Book Synopsis What the Next Moment Might Bring by : Jeff L. Howe

Download or read book What the Next Moment Might Bring written by Jeff L. Howe and published by Trafford Publishing. This book was released on 2013-06-03 with total page 133 pages. Available in PDF, EPUB and Kindle. Book excerpt: From the limited perspective of the present, the path we've chosen in life may often seem random or of little consequence. But when we examine our journey from the vantage of hindsight, we find that we have participated in life-changing moments and have been witness to singularly remarkable things. This is a collection of moments and stories from the life of one man. Some are humorous, some are poignant, and some are terrifying. Some moments are as brief as the wink of a firefly or the exact instant of death. Others last the time it takes for a rumor to spread or for a penny to fall from a tall building. Still others take millions of years and are still happening. Enjoy a climb to the top of a peak in central Idaho, a baby's first bowel movement, or a silent drive through the redwoods. Look deeply into the eyes of a diving hawk, a profoundly retarded fifteen-year-old girl, or an aging stripper in Montana. Listen to the sounds of cold Canadian wind slipping under a warm Pennsylvania door. Smell the burning embers of a city on fire. Taste the exhaust of a jet. Take a moment.

Home Town

Home Town
Author :
Publisher : Random House
Total Pages : 490
Release :
ISBN-10 : 9780307826473
ISBN-13 : 0307826473
Rating : 4/5 (73 Downloads)

Book Synopsis Home Town by : Tracy Kidder

Download or read book Home Town written by Tracy Kidder and published by Random House.
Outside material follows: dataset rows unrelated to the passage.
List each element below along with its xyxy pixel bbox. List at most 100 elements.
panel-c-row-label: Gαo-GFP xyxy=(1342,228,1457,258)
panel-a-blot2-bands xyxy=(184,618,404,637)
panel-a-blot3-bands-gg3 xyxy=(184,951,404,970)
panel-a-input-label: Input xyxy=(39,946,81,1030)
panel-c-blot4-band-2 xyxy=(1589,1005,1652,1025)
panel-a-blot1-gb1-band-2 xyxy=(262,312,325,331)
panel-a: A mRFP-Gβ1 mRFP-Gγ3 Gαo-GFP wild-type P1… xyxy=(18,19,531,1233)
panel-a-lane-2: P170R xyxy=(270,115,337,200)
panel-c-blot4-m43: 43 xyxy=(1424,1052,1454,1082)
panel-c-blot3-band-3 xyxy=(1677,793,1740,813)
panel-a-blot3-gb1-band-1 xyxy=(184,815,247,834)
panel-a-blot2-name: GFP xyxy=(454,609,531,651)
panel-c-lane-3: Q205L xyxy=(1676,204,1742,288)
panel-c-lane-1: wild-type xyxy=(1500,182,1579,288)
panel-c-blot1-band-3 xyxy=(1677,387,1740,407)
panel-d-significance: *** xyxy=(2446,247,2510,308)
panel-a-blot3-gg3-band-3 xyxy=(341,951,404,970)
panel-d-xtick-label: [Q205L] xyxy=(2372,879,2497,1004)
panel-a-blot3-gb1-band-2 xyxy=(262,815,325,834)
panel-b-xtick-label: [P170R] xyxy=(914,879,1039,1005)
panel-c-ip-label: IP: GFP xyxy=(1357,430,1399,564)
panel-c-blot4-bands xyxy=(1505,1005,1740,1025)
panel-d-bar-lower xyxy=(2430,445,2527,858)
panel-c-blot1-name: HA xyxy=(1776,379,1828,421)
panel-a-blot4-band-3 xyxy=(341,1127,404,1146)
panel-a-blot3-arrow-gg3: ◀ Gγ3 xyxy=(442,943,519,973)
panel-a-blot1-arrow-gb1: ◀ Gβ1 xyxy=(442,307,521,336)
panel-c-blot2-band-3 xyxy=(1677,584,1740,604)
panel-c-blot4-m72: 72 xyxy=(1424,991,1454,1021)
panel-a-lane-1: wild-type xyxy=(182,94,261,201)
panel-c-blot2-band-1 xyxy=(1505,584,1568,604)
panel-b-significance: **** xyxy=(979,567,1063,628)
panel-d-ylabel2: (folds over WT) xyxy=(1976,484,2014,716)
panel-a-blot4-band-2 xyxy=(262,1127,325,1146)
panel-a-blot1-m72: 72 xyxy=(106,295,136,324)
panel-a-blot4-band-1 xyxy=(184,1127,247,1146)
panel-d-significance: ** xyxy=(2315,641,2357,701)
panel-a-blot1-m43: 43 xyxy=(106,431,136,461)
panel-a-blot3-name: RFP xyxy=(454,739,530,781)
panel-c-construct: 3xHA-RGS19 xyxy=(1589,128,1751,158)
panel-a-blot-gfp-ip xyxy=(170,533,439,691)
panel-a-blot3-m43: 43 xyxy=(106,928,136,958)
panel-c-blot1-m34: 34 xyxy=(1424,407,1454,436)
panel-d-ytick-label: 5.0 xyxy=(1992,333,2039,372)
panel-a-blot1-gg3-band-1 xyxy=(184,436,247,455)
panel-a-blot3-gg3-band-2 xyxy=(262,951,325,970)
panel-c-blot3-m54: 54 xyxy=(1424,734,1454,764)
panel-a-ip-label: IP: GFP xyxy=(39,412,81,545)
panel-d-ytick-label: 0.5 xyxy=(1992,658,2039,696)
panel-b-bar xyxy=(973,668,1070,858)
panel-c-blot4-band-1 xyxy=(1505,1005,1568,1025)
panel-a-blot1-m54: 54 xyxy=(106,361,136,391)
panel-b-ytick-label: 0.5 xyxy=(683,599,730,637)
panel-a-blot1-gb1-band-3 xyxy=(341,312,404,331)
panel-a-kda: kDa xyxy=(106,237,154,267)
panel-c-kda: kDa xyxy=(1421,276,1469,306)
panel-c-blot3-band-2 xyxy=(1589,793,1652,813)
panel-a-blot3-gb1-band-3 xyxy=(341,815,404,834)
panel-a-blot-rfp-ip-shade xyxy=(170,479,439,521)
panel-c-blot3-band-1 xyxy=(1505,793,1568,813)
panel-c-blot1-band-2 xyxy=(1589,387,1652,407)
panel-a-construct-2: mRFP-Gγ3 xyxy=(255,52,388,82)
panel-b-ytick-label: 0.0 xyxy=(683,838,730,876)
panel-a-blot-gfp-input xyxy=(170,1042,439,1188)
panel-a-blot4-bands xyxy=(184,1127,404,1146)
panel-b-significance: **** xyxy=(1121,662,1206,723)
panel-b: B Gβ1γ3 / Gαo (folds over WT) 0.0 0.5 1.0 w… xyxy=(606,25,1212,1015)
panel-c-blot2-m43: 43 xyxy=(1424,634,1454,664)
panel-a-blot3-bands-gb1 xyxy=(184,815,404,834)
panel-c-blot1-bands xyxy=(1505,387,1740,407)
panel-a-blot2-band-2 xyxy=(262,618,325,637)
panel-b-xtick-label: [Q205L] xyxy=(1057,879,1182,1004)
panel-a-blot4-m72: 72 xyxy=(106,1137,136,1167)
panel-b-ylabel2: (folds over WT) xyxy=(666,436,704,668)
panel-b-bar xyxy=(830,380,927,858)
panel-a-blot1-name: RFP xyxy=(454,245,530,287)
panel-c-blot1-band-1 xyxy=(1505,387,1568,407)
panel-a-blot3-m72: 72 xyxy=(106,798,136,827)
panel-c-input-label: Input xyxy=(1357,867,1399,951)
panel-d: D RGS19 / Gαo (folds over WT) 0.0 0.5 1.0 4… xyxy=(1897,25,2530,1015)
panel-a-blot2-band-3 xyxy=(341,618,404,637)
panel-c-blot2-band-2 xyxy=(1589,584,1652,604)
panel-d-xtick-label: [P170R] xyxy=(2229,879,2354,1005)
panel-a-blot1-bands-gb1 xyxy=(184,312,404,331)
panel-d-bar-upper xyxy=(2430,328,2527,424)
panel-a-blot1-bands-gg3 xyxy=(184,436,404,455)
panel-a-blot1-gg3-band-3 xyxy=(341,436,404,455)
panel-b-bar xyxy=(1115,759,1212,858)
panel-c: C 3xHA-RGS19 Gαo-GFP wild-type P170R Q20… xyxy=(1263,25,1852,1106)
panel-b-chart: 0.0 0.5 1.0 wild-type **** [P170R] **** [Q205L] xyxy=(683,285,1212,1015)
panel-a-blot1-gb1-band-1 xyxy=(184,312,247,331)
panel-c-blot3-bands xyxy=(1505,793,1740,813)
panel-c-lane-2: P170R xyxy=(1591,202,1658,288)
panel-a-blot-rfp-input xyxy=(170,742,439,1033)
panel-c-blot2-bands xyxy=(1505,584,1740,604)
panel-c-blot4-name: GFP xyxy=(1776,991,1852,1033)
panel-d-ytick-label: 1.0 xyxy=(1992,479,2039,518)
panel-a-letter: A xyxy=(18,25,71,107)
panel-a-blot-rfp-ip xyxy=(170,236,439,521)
This book was released on 2012-09-05 with total page 490 pages. Available in PDF, EPUB and Kindle. Book excerpt: In this splendid book, one of America's masters of nonfiction takes us home--into Hometown, U.S.A., the town of Northampton, Massachusetts, and into the extraordinary, and the ordinary, lives that people live there. As Tracy Kidder reveals how, beneath its amiable surface, a small town is a place of startling complexity, he also explores what it takes to make a modern small city a success story. Weaving together compelling stories of individual lives, delving into a rich and varied past, moving among all the levels of Northampton's social hierarchy, Kidder reveals the sheer abundance of life contained within a town's narrow boundaries. Does the kind of small town that many Americans came from, and long for, still exist? Kidder says yes, although not quite in the form we may imagine. A book about civilization in microcosm, Home Town makes us marvel afresh at the wonder of individuality, creativity, and civic order--how a disparate group of individuals can find common cause and a code of values that transforms a place into a home. And this book makes you feel you live there.